Method: Forty patients with first-time stroke were examined prospectively during 6 month study period. The diagnosis of depression was made by using SCID P interviews and the patients were followed by using Hamilton Rating Scale for Depression Scale by a psychiatrist. The findings from the brain imaging were evaluated and classified as lesions located in anterior, posterior or medial part of either left or right hemisphere by using a standard method. The differences of lesions between the patients who developed the depression and the patients without depression were evaluated during follow-up period.
Results: The study population consisted of 40 patients; 13 women (32.5%) and 27 men (67.5%). The relationship between depression and lesion localization whether right or left hemisphere was not significant, but the relationship between depression and anteriorly located lesions was statistically significant.
Conclusion: Although previous structural imaging studies, neuropsychological examinations, and functional studies reported a relationship between development of depression and locations of lesions usually on the left anterior part of the brain, our results showed a significant relationship between depression and anterior lesions in the first-time stroke patients.
İnme hastalarında lezyon lokalizasyonu ve depresyon ilişkisi
Amaç: Bu çalışmanın amacı inme hastalarında lezyon lokalizasyonu ile depresyon arasındaki ilişkiyi araştırmaktır.

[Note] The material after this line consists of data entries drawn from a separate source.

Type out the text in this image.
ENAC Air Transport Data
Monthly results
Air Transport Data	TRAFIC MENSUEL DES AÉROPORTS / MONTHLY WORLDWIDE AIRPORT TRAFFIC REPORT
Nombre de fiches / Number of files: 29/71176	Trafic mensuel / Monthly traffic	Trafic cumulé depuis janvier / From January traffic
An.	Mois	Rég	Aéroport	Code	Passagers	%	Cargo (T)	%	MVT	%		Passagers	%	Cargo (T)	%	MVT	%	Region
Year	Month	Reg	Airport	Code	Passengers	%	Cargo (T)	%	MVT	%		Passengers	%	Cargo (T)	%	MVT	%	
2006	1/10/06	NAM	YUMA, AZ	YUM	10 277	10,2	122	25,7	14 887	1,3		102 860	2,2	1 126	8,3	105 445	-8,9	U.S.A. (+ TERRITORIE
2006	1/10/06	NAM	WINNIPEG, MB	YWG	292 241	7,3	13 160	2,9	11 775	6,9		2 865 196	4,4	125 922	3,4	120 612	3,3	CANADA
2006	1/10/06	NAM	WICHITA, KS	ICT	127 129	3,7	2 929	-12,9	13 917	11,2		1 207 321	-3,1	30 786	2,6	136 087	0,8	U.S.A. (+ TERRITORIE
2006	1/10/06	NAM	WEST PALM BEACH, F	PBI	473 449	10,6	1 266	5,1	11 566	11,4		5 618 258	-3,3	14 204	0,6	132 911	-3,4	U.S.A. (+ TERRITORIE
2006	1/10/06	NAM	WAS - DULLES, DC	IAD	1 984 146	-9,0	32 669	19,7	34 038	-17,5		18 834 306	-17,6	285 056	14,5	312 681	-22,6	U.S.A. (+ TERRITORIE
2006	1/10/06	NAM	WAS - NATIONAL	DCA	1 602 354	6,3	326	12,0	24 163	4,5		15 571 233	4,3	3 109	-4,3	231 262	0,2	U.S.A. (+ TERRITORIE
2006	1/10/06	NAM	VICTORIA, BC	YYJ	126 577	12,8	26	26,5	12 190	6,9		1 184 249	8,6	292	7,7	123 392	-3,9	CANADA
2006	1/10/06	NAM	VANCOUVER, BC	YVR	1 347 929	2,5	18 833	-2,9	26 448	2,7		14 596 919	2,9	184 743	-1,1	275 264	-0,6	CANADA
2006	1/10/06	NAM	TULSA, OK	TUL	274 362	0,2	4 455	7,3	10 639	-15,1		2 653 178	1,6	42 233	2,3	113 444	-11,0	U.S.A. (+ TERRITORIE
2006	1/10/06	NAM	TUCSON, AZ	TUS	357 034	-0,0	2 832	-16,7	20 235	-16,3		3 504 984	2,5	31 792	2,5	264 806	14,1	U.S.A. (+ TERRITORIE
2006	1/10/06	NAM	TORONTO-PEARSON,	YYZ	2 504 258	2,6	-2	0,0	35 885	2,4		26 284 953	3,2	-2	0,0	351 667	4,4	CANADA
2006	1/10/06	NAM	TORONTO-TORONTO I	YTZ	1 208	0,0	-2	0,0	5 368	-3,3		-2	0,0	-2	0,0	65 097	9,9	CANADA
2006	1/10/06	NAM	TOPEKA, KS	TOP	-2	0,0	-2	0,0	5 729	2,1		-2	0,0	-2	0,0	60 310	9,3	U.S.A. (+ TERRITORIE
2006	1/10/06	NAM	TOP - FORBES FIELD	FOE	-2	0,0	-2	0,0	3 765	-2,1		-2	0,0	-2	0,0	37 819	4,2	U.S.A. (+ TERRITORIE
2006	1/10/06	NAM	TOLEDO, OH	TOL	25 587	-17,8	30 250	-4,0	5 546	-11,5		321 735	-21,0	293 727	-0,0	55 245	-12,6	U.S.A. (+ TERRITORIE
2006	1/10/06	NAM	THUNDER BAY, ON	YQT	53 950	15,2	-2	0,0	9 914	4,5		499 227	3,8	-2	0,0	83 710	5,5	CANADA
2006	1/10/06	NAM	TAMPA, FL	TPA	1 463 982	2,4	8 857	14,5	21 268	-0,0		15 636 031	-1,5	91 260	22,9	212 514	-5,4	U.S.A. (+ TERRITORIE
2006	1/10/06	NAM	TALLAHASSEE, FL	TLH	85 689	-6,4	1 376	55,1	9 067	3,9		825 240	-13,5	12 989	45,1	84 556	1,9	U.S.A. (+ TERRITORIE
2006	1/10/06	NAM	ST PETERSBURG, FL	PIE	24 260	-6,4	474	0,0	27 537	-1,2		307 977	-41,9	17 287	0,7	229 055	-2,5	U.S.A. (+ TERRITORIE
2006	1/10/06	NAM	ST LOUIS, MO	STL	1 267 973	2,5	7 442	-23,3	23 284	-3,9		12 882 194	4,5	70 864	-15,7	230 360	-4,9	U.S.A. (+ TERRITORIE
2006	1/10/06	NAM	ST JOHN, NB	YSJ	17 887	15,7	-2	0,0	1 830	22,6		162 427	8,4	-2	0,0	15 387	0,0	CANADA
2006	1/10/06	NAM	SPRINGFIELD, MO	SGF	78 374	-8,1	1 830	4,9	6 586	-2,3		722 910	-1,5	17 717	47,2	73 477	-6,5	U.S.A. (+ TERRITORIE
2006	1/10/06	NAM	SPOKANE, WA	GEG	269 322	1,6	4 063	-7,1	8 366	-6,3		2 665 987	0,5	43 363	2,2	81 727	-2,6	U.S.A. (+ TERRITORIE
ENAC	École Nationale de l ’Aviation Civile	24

Yöntem: Daha önce hiç inme öyküsü olmayan ve çalışmaya alınma kriterlerini karşılayan 40 hasta 6 ay süreyle prospektif olarak değerlendirildi. Depresyon varlığı bir uzman psikiyatrist tarafından DSM-IV tanı kriterleri ve Hamilton depresyon skalası kullanılarak değerlendirildi. Kraniyal görüntülemelerle elde edilen lezyon lokalizasyonuna ait veriler standart bir metodoloji kullanılarak ön, orta veya arka / sağ veya sol hemisfer yerleşimli lezyonlar şeklinde sınıflandırıld. Takip sürecinde depresyon gelişen olgular ile depresyon gelişmeyen olgular arasındaki lezyon farklılıkları araştırıldı.

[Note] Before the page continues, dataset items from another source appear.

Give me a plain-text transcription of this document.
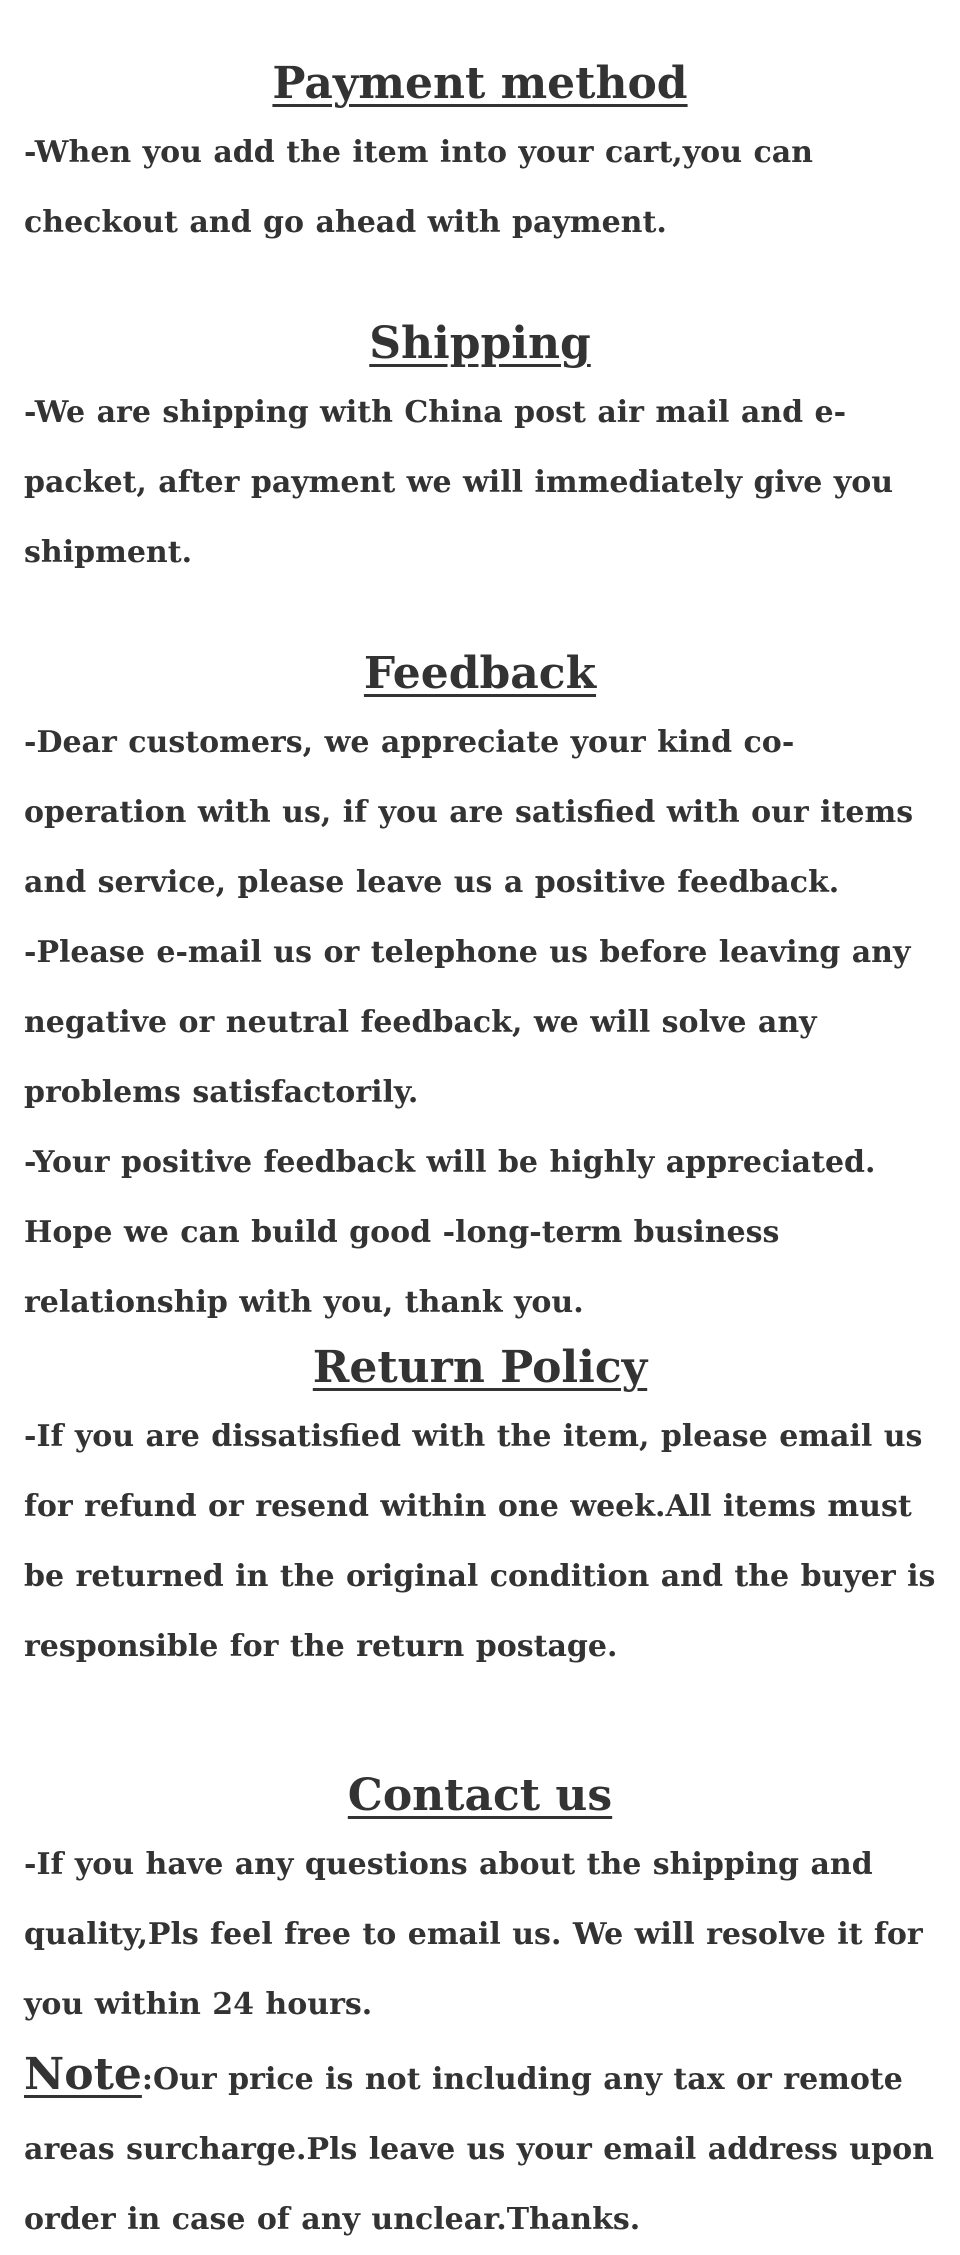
Payment method

-When you add the item into your cart,you can checkout and go ahead with payment.

Shipping

-We are shipping with China post air mail and e-packet, after payment we will immediately give you shipment.

Feedback

-Dear customers, we appreciate your kind co-operation with us, if you are satisfied with our items and service, please leave us a positive feedback.

-Please e-mail us or telephone us before leaving any negative or neutral feedback, we will solve any problems satisfactorily.

-Your positive feedback will be highly appreciated. Hope we can build good -long-term business relationship with you, thank you.

Return Policy

-If you are dissatisfied with the item, please email us for refund or resend within one week.All items must be returned in the original condition and the buyer is responsible for the return postage.

Contact us

-If you have any questions about the shipping and quality,Pls feel free to email us. We will resolve it for you within 24 hours.

Note:Our price is not including any tax or remote areas surcharge.Pls leave us your email address upon order in case of any unclear.Thanks.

Bulgular: Çalışma grubumuz 13’ü kadın (%32.5) ve 27’si erkek (%67.5) 40 hastadan oluşmaktaydı. Depresyon ile hemisfer farklılığı arasında farklılık saptanmamasına karşın, ön taraf tutulumu ile depresyon arasında istatistiksel olarak anlamlı fark olduğu tespit edildi.
Sonuç: Daha önce birçok yapısal görüntüleme çalışmalarının aktardığı, nöropsikolojik değerlendirmeler ve fonksiyonel çalışmalar depresyon ile sol taraf ve ön bölge lezyonları arasında bir ilişkiyi gösteren verilere benzer olarak bu çalışmada da depresyon ile ön bölge tutulumu arasında bir ilişki bulunabileceği saptanmıştır.